For the chicken, whisk up marinade in shallow dish, add meat and season with salt and pepper. Turn chicken to coat and marinate half an hour.
Heat a large, cast-iron or heavy skillet over medium-high. Add chicken, cook 8-10 minutes, turning occasionally, under loose foil then remove to a cutting board. Add stock to pan to loosen drippings, slice chicken and return.
While chicken is still marinating, for peppers, heat broiler and leaving door ajar for steam to escape, char peppers and tomatillo until skins are blackened. Cool in covered bowl then peel most of skin from peppers and slice. Finely chop or puree tomatillos (about ½ cup), reserve.
Heat skillet over medium heat with 1 turn of the pan of oil, add onions and garlic, cumin, oregano, stir 2-3 minutes, add crema or crème or cream and reduce to thicken a minute or 2, stir in peppers, tomatillo puree, salt, pepper, lime juice, honey, reduce heat to low or cover pan to keep warm.

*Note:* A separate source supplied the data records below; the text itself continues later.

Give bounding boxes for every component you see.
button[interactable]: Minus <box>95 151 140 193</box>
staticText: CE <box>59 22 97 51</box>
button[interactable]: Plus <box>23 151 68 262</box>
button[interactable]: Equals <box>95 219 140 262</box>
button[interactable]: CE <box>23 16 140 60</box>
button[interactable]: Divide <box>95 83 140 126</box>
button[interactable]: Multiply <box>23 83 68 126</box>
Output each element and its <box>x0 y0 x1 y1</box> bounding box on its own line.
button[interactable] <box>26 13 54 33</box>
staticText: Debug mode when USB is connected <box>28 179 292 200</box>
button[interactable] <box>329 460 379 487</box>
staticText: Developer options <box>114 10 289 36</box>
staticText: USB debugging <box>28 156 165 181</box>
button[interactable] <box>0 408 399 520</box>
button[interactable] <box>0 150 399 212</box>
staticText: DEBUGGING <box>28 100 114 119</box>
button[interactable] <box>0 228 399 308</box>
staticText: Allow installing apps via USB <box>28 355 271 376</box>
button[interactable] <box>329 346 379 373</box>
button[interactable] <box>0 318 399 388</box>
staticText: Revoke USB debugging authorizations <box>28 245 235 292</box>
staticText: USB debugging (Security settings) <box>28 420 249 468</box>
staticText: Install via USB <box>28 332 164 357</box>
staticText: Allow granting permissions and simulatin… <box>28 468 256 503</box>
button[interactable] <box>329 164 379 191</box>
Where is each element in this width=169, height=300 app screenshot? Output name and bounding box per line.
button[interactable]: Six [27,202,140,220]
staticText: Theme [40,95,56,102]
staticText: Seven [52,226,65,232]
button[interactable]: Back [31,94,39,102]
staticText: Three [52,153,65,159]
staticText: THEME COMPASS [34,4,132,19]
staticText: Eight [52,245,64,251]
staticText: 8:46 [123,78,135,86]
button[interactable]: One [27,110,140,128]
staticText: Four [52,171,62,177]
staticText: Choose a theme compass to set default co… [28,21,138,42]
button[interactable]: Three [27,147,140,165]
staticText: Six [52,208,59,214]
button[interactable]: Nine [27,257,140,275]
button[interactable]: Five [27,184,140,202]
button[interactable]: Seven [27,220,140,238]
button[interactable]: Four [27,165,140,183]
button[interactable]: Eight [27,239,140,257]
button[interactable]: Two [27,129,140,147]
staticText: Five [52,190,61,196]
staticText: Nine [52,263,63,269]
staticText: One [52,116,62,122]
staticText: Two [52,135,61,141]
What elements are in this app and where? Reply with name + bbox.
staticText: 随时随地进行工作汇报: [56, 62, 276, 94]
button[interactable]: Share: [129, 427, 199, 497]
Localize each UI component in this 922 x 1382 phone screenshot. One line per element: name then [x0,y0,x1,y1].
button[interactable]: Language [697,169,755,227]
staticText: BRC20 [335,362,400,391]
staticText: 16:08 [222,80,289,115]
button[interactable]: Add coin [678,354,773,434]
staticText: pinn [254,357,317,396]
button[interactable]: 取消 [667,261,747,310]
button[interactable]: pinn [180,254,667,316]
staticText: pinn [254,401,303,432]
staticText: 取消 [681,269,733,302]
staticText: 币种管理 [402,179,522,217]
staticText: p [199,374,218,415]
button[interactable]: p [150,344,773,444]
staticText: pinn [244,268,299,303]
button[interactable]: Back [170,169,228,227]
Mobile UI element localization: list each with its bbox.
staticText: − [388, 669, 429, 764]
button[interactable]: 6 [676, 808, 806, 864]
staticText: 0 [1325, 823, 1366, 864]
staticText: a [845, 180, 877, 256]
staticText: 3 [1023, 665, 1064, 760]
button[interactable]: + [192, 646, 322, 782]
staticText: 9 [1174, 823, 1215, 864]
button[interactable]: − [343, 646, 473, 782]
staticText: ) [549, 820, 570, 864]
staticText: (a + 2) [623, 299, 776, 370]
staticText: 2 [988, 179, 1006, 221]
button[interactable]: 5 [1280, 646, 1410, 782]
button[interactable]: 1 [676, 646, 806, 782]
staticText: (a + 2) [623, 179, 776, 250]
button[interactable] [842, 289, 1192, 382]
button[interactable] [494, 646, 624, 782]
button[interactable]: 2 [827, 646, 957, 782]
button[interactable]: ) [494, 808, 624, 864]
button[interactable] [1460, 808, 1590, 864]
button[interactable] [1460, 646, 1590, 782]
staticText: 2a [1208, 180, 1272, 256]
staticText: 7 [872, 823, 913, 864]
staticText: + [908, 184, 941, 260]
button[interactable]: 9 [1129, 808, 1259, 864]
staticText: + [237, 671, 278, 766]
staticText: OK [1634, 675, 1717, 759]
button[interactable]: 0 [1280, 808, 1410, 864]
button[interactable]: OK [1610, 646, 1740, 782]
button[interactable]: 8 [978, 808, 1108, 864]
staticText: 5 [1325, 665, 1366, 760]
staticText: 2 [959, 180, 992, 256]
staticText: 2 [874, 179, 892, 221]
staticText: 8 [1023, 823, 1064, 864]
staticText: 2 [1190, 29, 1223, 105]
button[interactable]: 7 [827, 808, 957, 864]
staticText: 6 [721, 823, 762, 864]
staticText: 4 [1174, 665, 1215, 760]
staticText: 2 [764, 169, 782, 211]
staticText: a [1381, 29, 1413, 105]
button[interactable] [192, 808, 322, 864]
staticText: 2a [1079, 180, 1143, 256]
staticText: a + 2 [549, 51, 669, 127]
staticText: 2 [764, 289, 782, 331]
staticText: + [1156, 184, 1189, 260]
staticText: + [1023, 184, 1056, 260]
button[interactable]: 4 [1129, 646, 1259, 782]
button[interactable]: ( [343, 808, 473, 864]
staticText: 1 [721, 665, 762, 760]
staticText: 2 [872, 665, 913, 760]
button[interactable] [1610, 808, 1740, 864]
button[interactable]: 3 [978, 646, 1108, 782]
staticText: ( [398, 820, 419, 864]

Char tortillas over open flame or in dry skillet over high heat to blister and loosen. Keep warm in tortilla warmer or wrapped in towel and foil in 175 oven. Prepare toppings while tortillas stay warm.
Serve slice chicken with poblanos in crema, fill tortillas and top with cheeses, lettuce, radishes, pickled onions and cilantro or parsley.